Did we supply officers with special tools to help them accomplish their task? Of course not, since none exist. Yet our expectations remained high. Police officers gain satisfaction from success. Their work is also judged by superiors, who are more interested in numbers of arrests than in narrative expositions, the latter being difficult to pass up the chain of command and virtually impossible to use in budget fights at City Hall.
Officers who volunteer for specialized crime-fighting assignments want to do more than take reports. They want to make a difference. For some, the poisonous brew of inadequate tools and pressures to produce have predictable consequences. Their dilemma is characterized by criminologist Carl Klockars as the “Dirty Harry” problem: given a lack of means, how to achieve good ends? Harry adopted bad means. Real officers on a crusade have rationalized virtually anything that held the promise of securing the desired outcome, including brutality and planting evidence. As their moral decay progressed, many even justified clearly self-serving behaviors, such as stealing money and evidence.
What is to be done? By all means, apply whatever management remedies are available. But for a long-term solution, look to the environment of policing and particularly to the self-induced and agency-generated pressures that can spur vulnerable practitioners to cross the line.

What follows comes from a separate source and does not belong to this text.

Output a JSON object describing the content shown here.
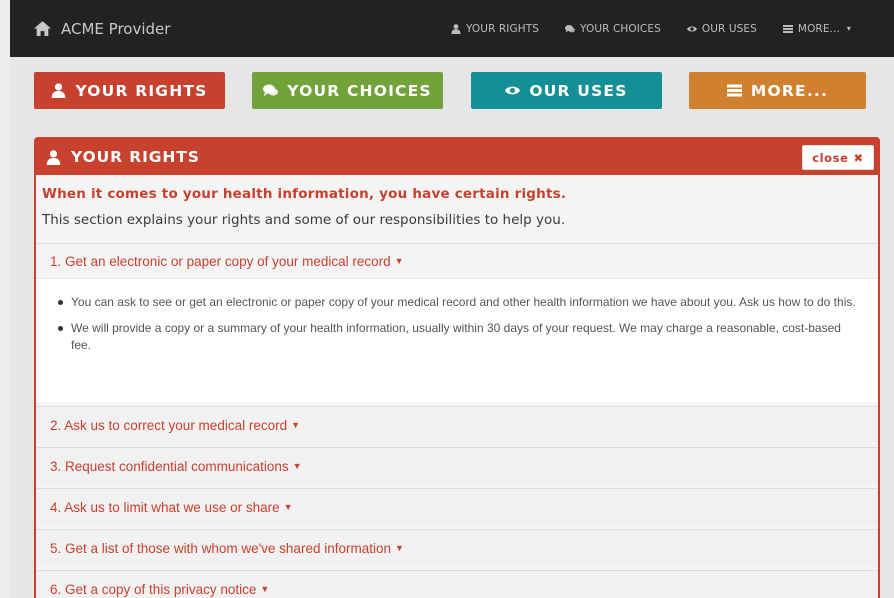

* Examine the mission. If it cannot be done--and done well--with the resources at hand, reconsider the approach. Emphasize conventional tactics, particularly uniformed patrol, and lobby forcefully for lasting remedies such as economic, social and educational investment.
* Set realistic objectives. This reduces the pressure to breach ethical boundaries. Quantitative measures can corrode the ethics of officers and distort the nature of their work. Instead of just “numbers,” employ qualitative measures of performance. It may be less convenient than checking boxes on a form, but there is no satisfactory alternative.
* Don’t exaggerate. Chiefs and command staffs must ensure that they--and their fellow decision-makers in city government--have realistic expectations about what the police can accomplish.